Endosomes and lysosomes are involved in early steps of Tl(III)-mediated apoptosis in rat pheochromocytoma (PC12) cells

HANZEL, CE; ALMEIRA GUBIANI, MF; VERSTRAETEN, SV

ARCHIVES OF TOXICOLOGY.

SPRINGER

Año: 2012

0340-5761

The mechanisms that mediate thallium (Tl) toxicity are still not completely understood. The exposure of rat pheochromocytoma (PC12) cells to Tl(I) or Tl(III) activates both mitochondrial (Tl(I) and Tl(III)), and extrinsic (Tl(III)) pathways of apoptosis. In this work we evaluated the hypothesis that the effects of Tl(III) may be mediated by the damage to lysosomes, where it might be incorporated following the route of iron uptake. PC12 cells exposed for 3 h to 100 uM Tl(III) presented marked endosomal acidification, effect that was absent when cells were incubated in a serum-free medium, and that was fully recovered when the latter was supplemented with transferrin. After 6 h of incubation the co-localization of cathepsins D and B with the lysosomal marker Lamp-1 was decreased together with an increase in the total activity of the enzymes. A permanent damage to lysosomes after 18 h of exposure was evidenced from the impairment of acridine orange uptake. Cathepsins D caused the cleavage of pro-apoptotic protein BID that is involved in the activation of the intrinsic pathway of apoptosis.

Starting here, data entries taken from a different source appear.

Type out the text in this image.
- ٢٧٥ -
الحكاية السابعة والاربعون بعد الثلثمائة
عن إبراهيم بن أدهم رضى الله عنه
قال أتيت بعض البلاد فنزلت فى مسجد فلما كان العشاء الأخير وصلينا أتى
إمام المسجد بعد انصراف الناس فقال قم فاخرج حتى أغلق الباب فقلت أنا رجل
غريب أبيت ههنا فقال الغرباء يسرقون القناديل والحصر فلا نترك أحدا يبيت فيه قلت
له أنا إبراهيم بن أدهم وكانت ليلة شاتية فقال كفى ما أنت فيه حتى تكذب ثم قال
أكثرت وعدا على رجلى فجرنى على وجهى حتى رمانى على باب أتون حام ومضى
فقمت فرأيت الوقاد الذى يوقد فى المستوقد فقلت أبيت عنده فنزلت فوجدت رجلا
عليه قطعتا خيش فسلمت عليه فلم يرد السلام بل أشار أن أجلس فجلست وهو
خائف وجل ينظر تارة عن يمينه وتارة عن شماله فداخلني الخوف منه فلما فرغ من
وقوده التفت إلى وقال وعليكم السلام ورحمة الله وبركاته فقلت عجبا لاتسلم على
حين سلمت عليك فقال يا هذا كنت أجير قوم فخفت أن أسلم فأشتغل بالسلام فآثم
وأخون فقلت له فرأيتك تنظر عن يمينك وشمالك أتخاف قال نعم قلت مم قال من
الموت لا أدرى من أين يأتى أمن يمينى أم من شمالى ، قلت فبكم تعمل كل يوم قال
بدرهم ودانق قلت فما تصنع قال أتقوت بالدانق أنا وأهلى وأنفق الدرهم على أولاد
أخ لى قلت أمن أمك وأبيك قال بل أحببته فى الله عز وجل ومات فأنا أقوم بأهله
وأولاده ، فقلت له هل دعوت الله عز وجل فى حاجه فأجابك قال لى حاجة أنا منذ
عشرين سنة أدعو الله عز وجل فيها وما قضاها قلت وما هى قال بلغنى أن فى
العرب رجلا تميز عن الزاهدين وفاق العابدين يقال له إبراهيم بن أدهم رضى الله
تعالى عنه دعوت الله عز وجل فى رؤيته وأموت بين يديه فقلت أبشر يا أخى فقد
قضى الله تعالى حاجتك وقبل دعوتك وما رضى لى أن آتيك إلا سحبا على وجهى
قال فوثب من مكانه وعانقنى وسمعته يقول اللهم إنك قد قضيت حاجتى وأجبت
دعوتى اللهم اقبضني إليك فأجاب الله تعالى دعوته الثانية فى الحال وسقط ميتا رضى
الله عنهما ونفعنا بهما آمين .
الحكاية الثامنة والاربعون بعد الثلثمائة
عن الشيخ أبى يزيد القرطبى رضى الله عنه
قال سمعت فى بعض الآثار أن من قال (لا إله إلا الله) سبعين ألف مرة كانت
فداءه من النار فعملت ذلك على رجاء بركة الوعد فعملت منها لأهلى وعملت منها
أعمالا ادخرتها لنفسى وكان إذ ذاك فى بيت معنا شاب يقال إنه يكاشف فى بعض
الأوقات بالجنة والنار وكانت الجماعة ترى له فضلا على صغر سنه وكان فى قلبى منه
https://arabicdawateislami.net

Supporting that, BID cleavage and the activation of caspase 3 by Tl(III) were fully prevented when cells were preincubated with cathepsin D inhibitor (pepstatin A) and only partially prevented when cathepsin B inhibitor (E64d) was used. None of these inhibitors affected BID cleavage or caspase 3 activation in Tl(I)-treated cells. Together, experimental results support the role of Tl(III) uptake bye the acidic cell compartments and their involvement in the early steps of Tl(III)-mediated PC12 cells apoptosis.